Regular Expression Filters

Each destination can be configured to forward only particular events. The default behavior for each destination depends on the first filter.

If the first filter is set to INCLUDE, then only events that match the filters will be sent to the destination.

If the first filter is set to EXCLUDE, then all events will be sent to the destination, except for those that are specifically excluded by the subsequent filters.

Starting from Snare Central 8.4.0, Destination regular expressions are using RE2 syntax.
Earlier versions used PCRE syntax.

Examples of matches are listed below:

Example: Match a particular hostname in an event sent by a Snare Agent

Snare agents transmit the hostname as the first element of the event, followed by a tab. Some options to capture 'myhostname' are shown below.
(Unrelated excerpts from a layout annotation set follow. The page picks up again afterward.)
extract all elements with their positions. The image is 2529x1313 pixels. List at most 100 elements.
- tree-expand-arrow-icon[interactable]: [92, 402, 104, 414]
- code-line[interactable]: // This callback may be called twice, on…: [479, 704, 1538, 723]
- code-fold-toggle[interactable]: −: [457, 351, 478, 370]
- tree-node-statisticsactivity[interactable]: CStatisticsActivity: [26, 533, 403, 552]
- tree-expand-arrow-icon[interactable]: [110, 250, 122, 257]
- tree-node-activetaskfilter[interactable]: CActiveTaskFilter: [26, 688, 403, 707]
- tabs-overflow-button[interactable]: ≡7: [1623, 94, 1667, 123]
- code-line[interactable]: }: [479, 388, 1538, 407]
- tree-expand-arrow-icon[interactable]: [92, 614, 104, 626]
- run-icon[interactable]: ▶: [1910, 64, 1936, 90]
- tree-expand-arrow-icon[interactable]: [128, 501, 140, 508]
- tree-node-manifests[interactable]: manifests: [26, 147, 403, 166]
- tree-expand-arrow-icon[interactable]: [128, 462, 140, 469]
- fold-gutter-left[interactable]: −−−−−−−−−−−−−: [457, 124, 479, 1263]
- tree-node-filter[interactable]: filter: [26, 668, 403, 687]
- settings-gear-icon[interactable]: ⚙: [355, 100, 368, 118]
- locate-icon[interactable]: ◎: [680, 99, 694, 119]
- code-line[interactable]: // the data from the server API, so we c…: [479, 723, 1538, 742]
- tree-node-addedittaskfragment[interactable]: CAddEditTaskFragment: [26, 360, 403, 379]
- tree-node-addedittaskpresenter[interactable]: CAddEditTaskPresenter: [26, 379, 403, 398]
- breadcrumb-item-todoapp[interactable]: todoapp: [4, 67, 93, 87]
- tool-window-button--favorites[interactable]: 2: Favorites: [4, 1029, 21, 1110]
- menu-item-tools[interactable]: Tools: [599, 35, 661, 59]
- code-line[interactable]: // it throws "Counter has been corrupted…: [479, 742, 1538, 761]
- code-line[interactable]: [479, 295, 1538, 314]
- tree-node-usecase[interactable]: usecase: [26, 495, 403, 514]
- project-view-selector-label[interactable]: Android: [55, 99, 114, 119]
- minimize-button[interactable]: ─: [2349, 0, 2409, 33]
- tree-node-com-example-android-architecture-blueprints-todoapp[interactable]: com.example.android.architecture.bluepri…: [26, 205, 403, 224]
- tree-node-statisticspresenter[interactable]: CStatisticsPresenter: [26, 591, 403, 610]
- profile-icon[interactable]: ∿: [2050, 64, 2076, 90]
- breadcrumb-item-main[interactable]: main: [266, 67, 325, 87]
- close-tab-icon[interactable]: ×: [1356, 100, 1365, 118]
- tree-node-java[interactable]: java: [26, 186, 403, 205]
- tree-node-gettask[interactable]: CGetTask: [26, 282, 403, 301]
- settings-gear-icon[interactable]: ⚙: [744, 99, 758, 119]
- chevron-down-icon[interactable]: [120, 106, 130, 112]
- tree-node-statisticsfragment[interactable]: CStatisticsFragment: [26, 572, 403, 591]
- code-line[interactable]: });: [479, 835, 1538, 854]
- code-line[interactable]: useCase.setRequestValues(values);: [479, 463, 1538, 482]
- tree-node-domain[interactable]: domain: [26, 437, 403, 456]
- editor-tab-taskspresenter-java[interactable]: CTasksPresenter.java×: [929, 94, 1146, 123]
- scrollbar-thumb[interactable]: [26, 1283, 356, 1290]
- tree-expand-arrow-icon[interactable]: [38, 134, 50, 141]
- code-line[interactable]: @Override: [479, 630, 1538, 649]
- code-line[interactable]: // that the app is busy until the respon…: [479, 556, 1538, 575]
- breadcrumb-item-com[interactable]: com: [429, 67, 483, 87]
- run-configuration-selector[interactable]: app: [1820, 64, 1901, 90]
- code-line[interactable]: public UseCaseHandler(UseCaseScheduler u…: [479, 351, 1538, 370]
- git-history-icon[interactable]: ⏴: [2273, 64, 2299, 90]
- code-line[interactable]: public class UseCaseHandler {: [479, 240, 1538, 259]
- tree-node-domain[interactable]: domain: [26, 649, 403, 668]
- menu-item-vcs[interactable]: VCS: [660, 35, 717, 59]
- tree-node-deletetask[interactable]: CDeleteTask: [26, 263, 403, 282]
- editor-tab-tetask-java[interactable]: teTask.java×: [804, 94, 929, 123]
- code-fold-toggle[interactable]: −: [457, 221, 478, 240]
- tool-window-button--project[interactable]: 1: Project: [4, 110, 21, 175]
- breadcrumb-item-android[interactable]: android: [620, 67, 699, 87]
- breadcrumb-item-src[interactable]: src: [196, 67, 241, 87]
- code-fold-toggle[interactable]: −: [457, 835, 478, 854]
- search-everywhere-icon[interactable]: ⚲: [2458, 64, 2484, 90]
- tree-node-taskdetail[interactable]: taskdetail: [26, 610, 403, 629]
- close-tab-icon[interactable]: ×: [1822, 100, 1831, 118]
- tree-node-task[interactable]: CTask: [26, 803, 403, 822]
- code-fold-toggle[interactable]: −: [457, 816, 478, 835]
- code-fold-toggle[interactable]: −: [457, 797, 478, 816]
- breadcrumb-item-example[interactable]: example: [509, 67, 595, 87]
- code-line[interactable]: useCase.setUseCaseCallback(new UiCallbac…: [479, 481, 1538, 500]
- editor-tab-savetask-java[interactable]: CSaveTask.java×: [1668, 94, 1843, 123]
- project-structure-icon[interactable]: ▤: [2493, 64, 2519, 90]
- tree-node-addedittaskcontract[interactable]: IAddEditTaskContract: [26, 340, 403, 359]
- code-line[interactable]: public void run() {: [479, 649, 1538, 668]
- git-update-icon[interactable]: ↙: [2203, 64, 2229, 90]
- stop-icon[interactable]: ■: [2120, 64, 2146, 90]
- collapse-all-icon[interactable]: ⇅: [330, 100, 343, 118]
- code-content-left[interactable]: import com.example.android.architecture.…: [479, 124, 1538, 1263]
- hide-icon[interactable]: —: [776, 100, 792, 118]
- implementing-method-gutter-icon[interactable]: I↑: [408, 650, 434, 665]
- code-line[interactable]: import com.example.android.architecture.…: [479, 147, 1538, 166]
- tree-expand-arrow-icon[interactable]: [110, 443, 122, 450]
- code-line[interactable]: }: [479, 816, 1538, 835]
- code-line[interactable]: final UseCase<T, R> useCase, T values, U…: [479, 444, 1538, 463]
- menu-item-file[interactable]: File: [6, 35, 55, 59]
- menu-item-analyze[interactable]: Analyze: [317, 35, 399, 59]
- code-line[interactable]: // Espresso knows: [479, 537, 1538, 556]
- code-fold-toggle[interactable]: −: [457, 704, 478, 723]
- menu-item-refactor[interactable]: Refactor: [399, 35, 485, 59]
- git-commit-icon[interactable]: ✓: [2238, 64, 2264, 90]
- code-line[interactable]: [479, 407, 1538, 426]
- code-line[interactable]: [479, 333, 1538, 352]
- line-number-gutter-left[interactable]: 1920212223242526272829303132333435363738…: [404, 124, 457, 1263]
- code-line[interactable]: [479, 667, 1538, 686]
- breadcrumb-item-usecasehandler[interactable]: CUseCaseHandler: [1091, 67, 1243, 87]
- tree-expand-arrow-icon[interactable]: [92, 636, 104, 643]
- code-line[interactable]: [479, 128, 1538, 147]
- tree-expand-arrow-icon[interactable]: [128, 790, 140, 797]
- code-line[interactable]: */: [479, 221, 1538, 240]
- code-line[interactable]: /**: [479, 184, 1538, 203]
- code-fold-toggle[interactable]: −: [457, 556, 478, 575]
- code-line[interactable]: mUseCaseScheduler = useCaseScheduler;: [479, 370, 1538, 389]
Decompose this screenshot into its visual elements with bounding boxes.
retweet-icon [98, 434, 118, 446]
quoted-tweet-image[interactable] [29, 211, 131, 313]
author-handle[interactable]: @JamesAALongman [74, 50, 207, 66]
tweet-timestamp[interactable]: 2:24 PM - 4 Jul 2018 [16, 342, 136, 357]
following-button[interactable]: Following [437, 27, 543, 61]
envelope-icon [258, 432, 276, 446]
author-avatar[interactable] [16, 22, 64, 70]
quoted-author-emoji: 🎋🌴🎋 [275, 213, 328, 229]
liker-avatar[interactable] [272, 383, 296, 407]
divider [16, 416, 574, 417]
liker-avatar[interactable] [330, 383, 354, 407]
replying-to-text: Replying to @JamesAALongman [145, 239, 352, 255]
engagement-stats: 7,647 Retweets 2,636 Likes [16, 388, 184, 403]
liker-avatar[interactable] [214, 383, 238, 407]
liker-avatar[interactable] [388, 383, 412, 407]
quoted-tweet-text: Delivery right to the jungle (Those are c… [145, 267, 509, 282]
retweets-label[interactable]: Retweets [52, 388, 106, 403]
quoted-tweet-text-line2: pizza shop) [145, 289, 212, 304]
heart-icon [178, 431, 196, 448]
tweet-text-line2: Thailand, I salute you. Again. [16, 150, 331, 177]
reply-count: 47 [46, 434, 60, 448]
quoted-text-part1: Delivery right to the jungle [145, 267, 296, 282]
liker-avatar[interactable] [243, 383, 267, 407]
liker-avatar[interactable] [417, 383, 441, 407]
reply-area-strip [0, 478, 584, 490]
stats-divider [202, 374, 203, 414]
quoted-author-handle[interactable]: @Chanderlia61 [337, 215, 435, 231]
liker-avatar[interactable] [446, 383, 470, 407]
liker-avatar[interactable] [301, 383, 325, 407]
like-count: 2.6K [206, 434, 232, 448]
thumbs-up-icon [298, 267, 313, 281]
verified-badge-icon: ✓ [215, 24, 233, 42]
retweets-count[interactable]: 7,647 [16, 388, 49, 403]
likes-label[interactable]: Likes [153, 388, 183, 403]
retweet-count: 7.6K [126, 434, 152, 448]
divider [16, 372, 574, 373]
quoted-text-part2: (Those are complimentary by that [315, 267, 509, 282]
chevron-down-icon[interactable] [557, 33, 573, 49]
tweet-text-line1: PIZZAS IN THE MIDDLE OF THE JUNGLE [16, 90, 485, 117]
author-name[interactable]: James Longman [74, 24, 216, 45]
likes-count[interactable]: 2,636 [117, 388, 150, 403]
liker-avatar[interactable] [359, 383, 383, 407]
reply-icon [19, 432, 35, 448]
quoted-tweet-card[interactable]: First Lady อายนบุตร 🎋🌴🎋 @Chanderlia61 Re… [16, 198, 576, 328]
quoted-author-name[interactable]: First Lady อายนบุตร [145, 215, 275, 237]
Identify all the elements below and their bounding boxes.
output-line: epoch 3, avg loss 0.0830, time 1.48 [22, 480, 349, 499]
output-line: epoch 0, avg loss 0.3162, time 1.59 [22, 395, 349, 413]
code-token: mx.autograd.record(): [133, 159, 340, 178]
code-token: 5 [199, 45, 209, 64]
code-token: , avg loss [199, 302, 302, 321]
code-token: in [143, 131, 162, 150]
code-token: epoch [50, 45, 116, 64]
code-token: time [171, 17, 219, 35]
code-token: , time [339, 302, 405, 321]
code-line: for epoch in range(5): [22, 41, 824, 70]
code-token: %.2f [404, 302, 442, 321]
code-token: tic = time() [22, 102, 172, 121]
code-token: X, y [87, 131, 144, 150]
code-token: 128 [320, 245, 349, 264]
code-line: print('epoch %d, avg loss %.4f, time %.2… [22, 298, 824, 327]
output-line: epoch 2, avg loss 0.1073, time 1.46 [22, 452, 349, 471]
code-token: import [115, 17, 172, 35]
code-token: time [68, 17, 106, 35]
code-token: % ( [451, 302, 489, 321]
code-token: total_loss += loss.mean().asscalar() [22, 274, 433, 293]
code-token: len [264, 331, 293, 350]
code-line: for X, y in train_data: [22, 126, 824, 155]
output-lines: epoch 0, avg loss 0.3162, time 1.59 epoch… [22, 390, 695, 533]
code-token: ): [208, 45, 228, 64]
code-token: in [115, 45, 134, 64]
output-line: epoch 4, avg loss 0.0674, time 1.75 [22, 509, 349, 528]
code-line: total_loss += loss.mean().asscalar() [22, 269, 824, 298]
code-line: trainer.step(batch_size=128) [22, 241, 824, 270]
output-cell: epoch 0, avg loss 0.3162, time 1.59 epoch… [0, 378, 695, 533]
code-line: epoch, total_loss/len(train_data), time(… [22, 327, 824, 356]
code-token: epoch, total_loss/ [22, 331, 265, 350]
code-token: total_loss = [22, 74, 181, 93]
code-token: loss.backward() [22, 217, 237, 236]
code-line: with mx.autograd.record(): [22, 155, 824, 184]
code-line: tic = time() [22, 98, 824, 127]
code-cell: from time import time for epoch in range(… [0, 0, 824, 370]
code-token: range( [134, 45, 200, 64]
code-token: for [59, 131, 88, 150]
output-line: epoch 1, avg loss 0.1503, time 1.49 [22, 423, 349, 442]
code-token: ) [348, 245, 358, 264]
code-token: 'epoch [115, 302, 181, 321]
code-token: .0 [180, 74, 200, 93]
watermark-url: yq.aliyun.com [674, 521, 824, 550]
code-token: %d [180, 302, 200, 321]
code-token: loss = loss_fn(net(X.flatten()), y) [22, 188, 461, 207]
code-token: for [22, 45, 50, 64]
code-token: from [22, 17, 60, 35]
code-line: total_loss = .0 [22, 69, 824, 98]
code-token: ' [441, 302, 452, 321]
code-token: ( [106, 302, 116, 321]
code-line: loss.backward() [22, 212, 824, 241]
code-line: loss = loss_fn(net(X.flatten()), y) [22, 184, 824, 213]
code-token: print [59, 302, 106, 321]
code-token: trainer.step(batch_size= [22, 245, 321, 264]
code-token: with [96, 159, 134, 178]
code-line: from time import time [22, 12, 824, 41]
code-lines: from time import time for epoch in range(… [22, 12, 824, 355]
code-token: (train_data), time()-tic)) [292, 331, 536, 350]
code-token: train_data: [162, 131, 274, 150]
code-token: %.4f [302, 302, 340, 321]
Which option you use, will depend on the format your log source uses to send through events.

^myhostname\t

^myhostname(\.mydomain)\t

^([Mm]y[Hh]ostname|MYHOSTNAME)

Match syslog events

How specific your regular expression matches are will depend on your requirements.

^<[0-9]+>
^<[0-9]{1,3}>
^<[0-9]+>(Jan|Feb|Mar|Apr|May|Jun|Jul|Aug|Sep|Oct|Nov|Dec) [1-9 ][0-9] [0-9][0-9]:[0-9][0-9]:[0-9][0-9]

Search for events that contain a particular word (eg: username)

Search for a 'whitespace' character, followed by the text 'myword' followed by another whitespace character, or an end-of-line marker.

\smyword(\s|$)

Note

It is important to note that any matches are performed on the string in the format in which it arrives at the Reflector and not on the format that it will be translated to when sent to the remote destination. All matches are case sensitive and use RE2 based regular expression formats (8.4.0 or newer), or PCRE (prior to 8.4.0).